Écrit et dessiné par Juanjo Rodriguez J., le récit s’ouvre sur une scène qui installe immédiatement l’atmosphère du livre. Sur une route forestière, loin du rivage, la voiture du jeune cadre tombe en panne. Contraint de poursuivre son chemin à pied, il répète son argumentaire tout en croisant une série de personnages inattendus : un messager à vélo qui lui dérobe un dépliant, un molosse avec sa maitresse peu engageants ou encore un couple qui se poursuit en riant. Cette entrée en matière donne déjà le ton d’un ouvrage où le décalage et l’étrangeté s’invitent discrètement dans le quotidien.
Une fois arrivé à destination, Foiemangé se heurte rapidement à l’obstacle principal : l’unité du noyau Nomdedieu. Son supérieur lui ordonne alors d’employer une stratégie plus subtile. L’idée consiste à approcher chaque membre séparément afin de fissurer leur cohésion. Pour mener à bien cette mission, le jeune homme s’installe dans l’hôtel ancestral et entreprend une patiente entreprise de persuasion. Mais il découvre vite qu’il n’a pas affaire à une lignée ordinaire. Nombreux, imprévisibles et parfois excessifs, les Nomdedieu forment un clan aussi déroutant que fascinant.
Au fil de ces rencontres successives, la narration s’attarde moins sur la transaction immobilière que sur les relations entre les personnages. Les discussions, les tensions et les moments de complicité esquissent progressivement le portrait d’un foyer qui vit au jour le jour, avec ses contradictions et son énergie débordante. Face à eux, l’émissaire du groupe industriel se retrouve peu à peu confronté à une situation qui dépasse le simple cadre professionnel.

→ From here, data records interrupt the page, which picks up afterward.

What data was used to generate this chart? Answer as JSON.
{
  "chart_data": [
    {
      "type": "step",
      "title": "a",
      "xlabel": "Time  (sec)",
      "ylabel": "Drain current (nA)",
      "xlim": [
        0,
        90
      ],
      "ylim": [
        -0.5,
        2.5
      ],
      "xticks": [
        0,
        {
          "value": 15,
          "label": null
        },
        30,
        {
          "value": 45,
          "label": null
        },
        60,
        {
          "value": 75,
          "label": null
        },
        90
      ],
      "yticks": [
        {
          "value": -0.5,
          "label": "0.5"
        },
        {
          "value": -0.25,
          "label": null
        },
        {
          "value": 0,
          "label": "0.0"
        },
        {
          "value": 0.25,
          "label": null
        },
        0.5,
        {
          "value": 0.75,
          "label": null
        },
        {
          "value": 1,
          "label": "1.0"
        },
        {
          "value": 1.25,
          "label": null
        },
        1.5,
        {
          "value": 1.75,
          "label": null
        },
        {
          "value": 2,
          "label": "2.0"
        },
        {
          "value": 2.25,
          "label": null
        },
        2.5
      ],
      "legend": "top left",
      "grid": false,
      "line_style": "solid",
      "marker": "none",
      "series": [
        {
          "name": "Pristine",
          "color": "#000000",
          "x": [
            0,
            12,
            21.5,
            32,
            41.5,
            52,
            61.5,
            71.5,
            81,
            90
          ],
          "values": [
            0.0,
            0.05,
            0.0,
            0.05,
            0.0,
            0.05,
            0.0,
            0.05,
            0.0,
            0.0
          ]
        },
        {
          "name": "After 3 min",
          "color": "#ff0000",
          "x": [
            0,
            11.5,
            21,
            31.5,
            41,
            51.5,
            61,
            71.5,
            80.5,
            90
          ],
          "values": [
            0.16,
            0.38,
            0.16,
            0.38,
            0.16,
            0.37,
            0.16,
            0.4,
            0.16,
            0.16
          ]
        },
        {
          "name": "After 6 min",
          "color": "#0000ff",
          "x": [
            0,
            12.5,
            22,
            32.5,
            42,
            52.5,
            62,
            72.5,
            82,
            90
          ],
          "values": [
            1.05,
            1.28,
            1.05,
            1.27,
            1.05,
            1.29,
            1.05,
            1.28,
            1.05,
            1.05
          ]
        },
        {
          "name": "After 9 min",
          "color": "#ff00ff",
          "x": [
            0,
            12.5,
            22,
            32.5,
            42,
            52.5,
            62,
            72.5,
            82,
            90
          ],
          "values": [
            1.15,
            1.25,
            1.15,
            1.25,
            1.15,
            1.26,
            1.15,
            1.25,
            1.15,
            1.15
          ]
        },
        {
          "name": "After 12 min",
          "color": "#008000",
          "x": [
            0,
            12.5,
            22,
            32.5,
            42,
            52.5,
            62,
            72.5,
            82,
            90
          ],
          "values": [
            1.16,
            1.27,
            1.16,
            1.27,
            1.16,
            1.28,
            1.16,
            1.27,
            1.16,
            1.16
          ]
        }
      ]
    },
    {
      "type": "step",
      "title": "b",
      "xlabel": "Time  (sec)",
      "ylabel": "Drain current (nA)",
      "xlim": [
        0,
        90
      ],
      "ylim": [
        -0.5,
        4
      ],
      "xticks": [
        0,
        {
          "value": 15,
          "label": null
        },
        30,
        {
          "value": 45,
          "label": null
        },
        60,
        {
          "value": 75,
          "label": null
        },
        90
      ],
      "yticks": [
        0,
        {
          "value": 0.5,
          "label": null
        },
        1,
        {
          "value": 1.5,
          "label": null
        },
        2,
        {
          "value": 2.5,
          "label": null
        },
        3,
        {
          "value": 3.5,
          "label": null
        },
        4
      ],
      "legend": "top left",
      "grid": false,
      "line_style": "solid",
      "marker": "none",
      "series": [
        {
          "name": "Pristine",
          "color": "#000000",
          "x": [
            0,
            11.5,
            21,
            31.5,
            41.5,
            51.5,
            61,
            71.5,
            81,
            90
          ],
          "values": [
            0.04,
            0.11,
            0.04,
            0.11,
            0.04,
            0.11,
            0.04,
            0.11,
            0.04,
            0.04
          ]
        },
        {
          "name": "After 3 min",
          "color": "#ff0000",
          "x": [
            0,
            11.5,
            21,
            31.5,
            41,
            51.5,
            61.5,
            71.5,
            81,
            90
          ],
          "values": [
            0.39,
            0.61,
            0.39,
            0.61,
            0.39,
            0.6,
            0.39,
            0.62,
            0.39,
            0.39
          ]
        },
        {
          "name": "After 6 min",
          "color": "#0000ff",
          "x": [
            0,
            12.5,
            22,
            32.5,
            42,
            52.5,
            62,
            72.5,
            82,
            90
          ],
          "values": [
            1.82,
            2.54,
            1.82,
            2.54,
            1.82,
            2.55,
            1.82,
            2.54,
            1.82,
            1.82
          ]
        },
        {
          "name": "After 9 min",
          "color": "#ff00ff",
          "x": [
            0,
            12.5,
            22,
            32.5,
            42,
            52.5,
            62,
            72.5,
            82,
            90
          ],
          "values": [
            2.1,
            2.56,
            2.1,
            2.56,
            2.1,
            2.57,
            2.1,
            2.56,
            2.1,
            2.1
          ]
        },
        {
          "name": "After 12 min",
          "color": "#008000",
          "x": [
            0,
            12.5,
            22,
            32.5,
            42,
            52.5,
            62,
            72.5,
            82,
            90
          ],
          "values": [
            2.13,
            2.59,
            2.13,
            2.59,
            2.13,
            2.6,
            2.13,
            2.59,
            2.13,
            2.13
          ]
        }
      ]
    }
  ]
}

L’ouvrage évoque en filigrane les transformations du littoral sud-européen provoquées par les grands chantiers vacanciers. Derrière la promesse d’un futur radieux se profile en effet la disparition possible d’un lieu chargé d’histoire et de mémoire. À mesure que l’intrigue avance, Foiemangé comprend que cette entreprise pourrait détruire bien davantage qu’un domaine ancien.
Graphiquement, l’auteur accompagne cette chronique d’un dessin expressif qui capte à la fois la lumière du Sud et la singularité des protagonistes. Les visages, souvent marqués, accentuent le caractère exubérant des Nomdedieu tandis que les décors restituent l’atmosphère azuréenne. Cette approche visuelle renforce le contraste entre la tranquillité apparente du paysage et les tensions qui traversent la trame.
Peuplé de figures décalées, parfois attachantes, parfois irritantes, La Nouvelle Arcadie propose ainsi une histoire où ambitions économiques et attachement aux lieux se confrontent. Sous le soleil du littoral, certaines terres semblent pourtant chargées d’une force particulière. Et face à celle-ci, même la multinationale la plus ambitieuse n'est jamais totalement à l’abri d'imprévus.